There will come a time when people decide you've had enough of your grief, and they'll try to take it away from you.
Bad art is from no one to no one.
Am I happy? Damned if I know, but give me a few minutes and I'll tell you whether you are.
Thank heaven I don't have my friends' problems. But sometimes I notice an expression on one of their faces that I recognize as secret gratitude.
I read sad stories to inoculate myself against grief. I watch action movies to identify with the quick-witted heroes. Both the same fantasy: I'll escape the worst of it.
--from 300 Arguments
A 'Proustian minimalist on the order of Lydia Davis' (Kirkus Reviews), Sarah Manguso is one of the finest literary artists at work today. To read her work is to witness acrobatic acts of compression in the service of extraordinary psychological and spiritual insight.
300 Arguments, a foray into the frontier of contemporary non-fiction writing, is at first glance a group of unrelated aphorisms, but the pieces reveal themselves as a masterful arrangement that steadily gathers power. Manguso's arguments about desire, ambition, relationships, and failure are pithy, unsentimental, and defiant, and they add up to an unexpected and renegade wisdom literature.

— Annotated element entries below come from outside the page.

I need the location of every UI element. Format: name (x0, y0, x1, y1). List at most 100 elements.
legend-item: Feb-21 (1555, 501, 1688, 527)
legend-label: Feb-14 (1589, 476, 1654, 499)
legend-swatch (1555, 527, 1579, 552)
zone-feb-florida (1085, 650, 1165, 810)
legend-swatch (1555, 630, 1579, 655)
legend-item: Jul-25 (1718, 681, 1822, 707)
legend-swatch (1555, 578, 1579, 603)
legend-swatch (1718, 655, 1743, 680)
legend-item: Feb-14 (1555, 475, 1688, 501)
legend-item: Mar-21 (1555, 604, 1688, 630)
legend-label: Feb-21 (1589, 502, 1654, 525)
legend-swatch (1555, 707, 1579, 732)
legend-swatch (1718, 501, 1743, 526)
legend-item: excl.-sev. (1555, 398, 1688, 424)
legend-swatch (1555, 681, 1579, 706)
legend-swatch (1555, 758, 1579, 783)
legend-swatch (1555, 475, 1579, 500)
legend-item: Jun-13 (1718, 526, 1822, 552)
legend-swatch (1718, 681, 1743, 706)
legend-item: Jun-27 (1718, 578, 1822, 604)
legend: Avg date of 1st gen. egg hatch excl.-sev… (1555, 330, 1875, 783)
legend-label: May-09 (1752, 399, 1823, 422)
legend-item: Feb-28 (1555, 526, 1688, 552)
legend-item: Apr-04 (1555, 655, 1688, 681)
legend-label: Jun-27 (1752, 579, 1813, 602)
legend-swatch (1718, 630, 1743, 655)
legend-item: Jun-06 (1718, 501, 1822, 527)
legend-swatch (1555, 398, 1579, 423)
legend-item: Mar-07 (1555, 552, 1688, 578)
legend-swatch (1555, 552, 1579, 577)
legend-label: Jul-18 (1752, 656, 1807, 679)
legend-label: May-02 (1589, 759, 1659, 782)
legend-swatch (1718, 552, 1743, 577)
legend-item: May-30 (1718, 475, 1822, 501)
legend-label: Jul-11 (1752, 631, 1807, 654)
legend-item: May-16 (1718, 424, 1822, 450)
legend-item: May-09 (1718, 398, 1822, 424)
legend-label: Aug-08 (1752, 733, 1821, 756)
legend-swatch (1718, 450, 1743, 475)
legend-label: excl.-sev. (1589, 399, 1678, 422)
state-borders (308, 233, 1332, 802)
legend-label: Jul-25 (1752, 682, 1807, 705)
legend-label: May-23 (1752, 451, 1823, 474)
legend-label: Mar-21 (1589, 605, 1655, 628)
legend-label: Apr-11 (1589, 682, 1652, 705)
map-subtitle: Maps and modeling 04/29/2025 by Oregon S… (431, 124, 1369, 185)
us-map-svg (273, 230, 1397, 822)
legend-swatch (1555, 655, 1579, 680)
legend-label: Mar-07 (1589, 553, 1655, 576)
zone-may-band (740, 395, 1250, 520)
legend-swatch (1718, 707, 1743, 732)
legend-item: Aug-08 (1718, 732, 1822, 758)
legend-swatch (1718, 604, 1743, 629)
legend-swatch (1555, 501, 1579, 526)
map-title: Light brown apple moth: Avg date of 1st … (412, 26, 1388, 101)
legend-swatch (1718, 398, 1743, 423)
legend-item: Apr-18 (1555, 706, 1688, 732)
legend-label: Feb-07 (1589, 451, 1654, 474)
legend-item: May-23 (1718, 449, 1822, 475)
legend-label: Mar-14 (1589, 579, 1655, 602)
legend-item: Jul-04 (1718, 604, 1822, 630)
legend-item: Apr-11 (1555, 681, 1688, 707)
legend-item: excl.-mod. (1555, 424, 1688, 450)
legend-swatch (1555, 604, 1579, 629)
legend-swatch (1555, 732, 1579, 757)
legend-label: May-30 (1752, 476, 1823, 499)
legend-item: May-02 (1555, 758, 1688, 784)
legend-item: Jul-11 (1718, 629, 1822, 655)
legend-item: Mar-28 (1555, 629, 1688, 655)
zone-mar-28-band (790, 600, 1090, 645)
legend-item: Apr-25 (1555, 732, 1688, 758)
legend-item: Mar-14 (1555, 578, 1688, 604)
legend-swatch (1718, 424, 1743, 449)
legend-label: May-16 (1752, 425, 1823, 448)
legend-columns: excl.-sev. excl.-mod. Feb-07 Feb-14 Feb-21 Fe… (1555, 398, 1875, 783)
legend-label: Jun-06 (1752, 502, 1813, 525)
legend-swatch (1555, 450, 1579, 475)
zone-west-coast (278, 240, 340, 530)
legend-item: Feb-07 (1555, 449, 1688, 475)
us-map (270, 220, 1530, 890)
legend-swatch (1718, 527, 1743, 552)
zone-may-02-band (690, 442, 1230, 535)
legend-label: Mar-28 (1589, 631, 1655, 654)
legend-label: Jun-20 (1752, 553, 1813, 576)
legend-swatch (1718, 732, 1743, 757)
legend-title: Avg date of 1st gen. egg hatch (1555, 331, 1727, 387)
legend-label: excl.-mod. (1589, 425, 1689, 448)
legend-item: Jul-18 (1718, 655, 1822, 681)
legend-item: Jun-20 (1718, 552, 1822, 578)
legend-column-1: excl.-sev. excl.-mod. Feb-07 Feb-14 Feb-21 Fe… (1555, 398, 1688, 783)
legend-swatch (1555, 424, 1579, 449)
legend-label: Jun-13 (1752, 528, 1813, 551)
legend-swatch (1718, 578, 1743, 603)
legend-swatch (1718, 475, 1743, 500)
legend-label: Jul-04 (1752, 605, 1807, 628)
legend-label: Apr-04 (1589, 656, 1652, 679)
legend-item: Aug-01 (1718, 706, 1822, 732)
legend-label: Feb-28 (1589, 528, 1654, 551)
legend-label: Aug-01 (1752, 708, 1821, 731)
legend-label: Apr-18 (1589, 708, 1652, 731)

Has your phone utterly destroyed your concentration span? This is the book for you. What at first seems like 300 unrelated aphorisms ("I notice a dangling modifier in a friend's professional bio and don't tell him. It is nothing less than sabotage") grows into a universal world view, a profound philosophy and some very funny POVs with which to read aloud and torment your travelling companion. It may even inspire you to write your own.